I had exactly the same problem a few months back and ultimately just wrote a tool to do it for me. When I saw this and found someone else had the same itch I cleaned it up so that someone other than me could actually get it running, and finished off my to-do list. The code is up now: https://github.com/mwh/dragon
To get it, run
git clone https://github.com/mwh/dragon.git
cd dragon
make
That will give you a standalone dragon
executable - you can move it wherever you want. make install
will put it in $HOME/.local/bin
.
Either way, you can then:
dragon *.jpg
to get a simple window with draggable buttons for each of those files:

You can drag any of those into a browser, a file manager, an editor, or anywhere else that speaks the standard drag-and-drop protocol.
If you want to go the other way, and drag things in to it, use --target
— they'll be printed to standard output, or available to drag out again with if you use --keep
as well.
To build you'll need a C compiler and the GTK+ 3 development headers - if you're on Arch you'll get those just by installing GTK+, but on other distributions you may have to apt-get install build-essentials libgtk3-dev
or yum install gtk3-devel
or similar first. Other than that it's entirely self-contained, with no constituent libraries or anything, and you can just put the executable where you want.

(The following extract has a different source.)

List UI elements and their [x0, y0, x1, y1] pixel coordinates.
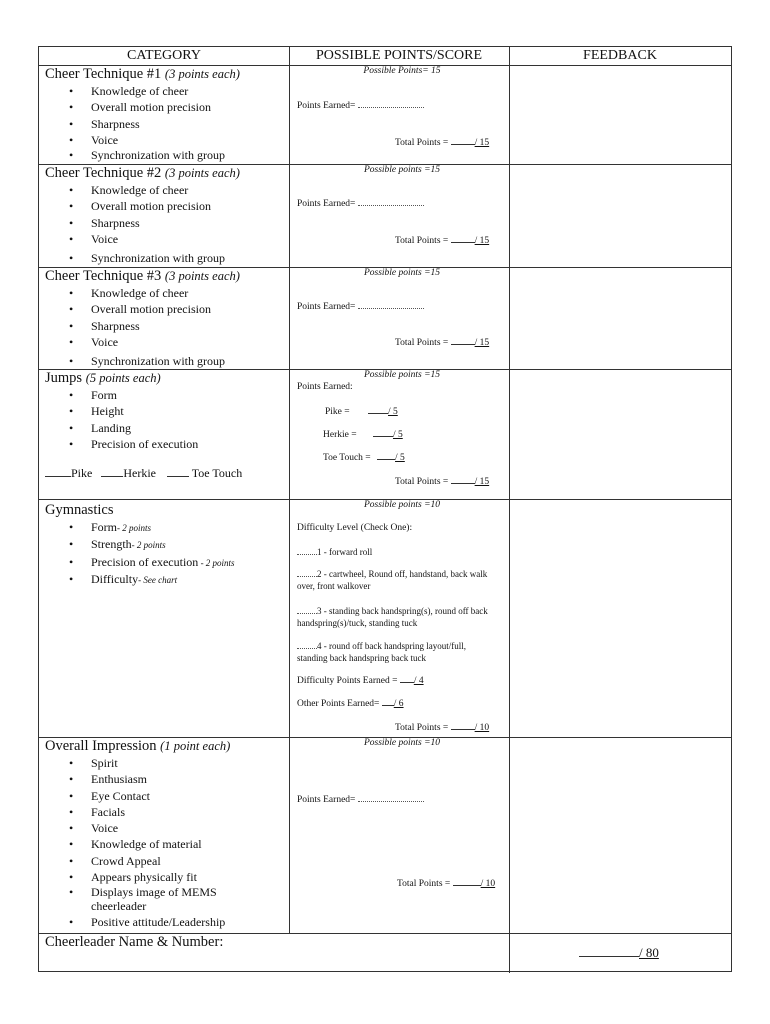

My use case is mostly one-off drags of only a few files (usually just one), without particularly caring how they show up, so if that doesn't line up with what you want then Dragbox (which I didn't see until recently) might still be better for you. Just yesterday I added the support for using it as a drag target as well, so that part hasn't had much use on my end. Other than that, though, I've been using this successfully for a while now. There are other modes and options described in the readme file.